Gastroparesis (GP) is a serious disease affecting stomach nerves and muscles resulting in stomach paralysis and delayed stomach emptying of foods. Disease symptoms include nausea, vomiting, abdominal pain, stomach fullness, early satiety, and bloating. It is a chronic, often poorly managed condition with all approved drugs treating only symptoms of the disease. GP afflicts approximately 600,000 US patients with a high hospitalization rate. Over 75% of patients classify the disease as severe or very severe and 65% of patients are dissatisfied with current symptomatic treatments.

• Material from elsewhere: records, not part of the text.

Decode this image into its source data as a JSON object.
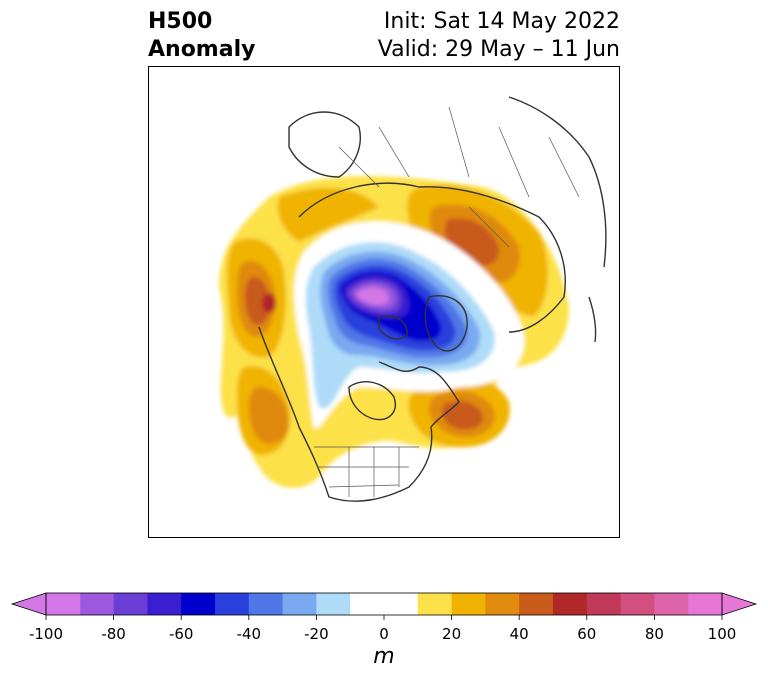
{
  "title": {
    "left_line1": "H500",
    "left_line2": "Anomaly",
    "right_line1": "Init: Sat 14 May 2022",
    "right_line2": "Valid: 29 May – 11 Jun"
  },
  "colorbar": {
    "units": "m",
    "tick_labels": [
      "-100",
      "-80",
      "-60",
      "-40",
      "-20",
      "0",
      "20",
      "40",
      "60",
      "80",
      "100"
    ],
    "tick_values": [
      -100,
      -80,
      -60,
      -40,
      -20,
      0,
      20,
      40,
      60,
      80,
      100
    ],
    "bins": [
      {
        "min": -100,
        "max": -90,
        "color": "#d277e5"
      },
      {
        "min": -90,
        "max": -80,
        "color": "#9d58e0"
      },
      {
        "min": -80,
        "max": -70,
        "color": "#6b3fd6"
      },
      {
        "min": -70,
        "max": -60,
        "color": "#3a1fd1"
      },
      {
        "min": -60,
        "max": -50,
        "color": "#0000cc"
      },
      {
        "min": -50,
        "max": -40,
        "color": "#2a40dd"
      },
      {
        "min": -40,
        "max": -30,
        "color": "#4f77e6"
      },
      {
        "min": -30,
        "max": -20,
        "color": "#79a9f0"
      },
      {
        "min": -20,
        "max": -10,
        "color": "#aedbf8"
      },
      {
        "min": -10,
        "max": 10,
        "color": "#ffffff"
      },
      {
        "min": 10,
        "max": 20,
        "color": "#fde14a"
      },
      {
        "min": 20,
        "max": 30,
        "color": "#f0b400"
      },
      {
        "min": 30,
        "max": 40,
        "color": "#e08a0e"
      },
      {
        "min": 40,
        "max": 50,
        "color": "#c85a1a"
      },
      {
        "min": 50,
        "max": 60,
        "color": "#b02828"
      },
      {
        "min": 60,
        "max": 70,
        "color": "#c03a58"
      },
      {
        "min": 70,
        "max": 80,
        "color": "#d25080"
      },
      {
        "min": 80,
        "max": 90,
        "color": "#de64aa"
      },
      {
        "min": 90,
        "max": 100,
        "color": "#e677d6"
      }
    ],
    "extend": "both"
  },
  "map": {
    "projection": "north polar stereographic",
    "variable": "500 hPa geopotential height anomaly",
    "features": [
      {
        "name": "polar-vortex-low",
        "region": "Arctic / northern Canada archipelago",
        "peak_value": -100
      },
      {
        "name": "gulf-of-alaska-ridge",
        "region": "Gulf of Alaska",
        "peak_value": 60
      },
      {
        "name": "west-coast-ridge",
        "region": "off US/Canada west coast",
        "peak_value": 40
      },
      {
        "name": "labrador-atlantic-ridge",
        "region": "eastern Canada / NW Atlantic",
        "peak_value": 50
      },
      {
        "name": "siberia-ridge",
        "region": "north-central Siberia",
        "peak_value": 50
      }
    ]
  }
}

In addition, growth of GLP-1 agonists (Ozempic®, Mounjaro™, Wegovy® and Zepbound™) for the treatment of weight loss creates a significant upside opportunity for M107. GLP-1 drugs are projected to treat as many as 333 million U.S. patients by 2030. Gastrointestinal side effects are the most common adverse events. Gastroparesis is reported in 0.9% to 5.6% of GLP-1 patients depending upon the specific GLP-1 drug.
Amyotrophic lateral sclerosis (ALS) is a fatal, incurable and debilitating neurodegenerative condition that results in progressive degeneration and death of nerve cells and the eventual loss of the ability to eat, speak, move and breathe. Life expectancy is 2 to 5 years post-diagnosis. The heterogeneity and complexity of these disorders have proved to be major challenges for drug development. There is an urgent need for effective neuroprotective therapies.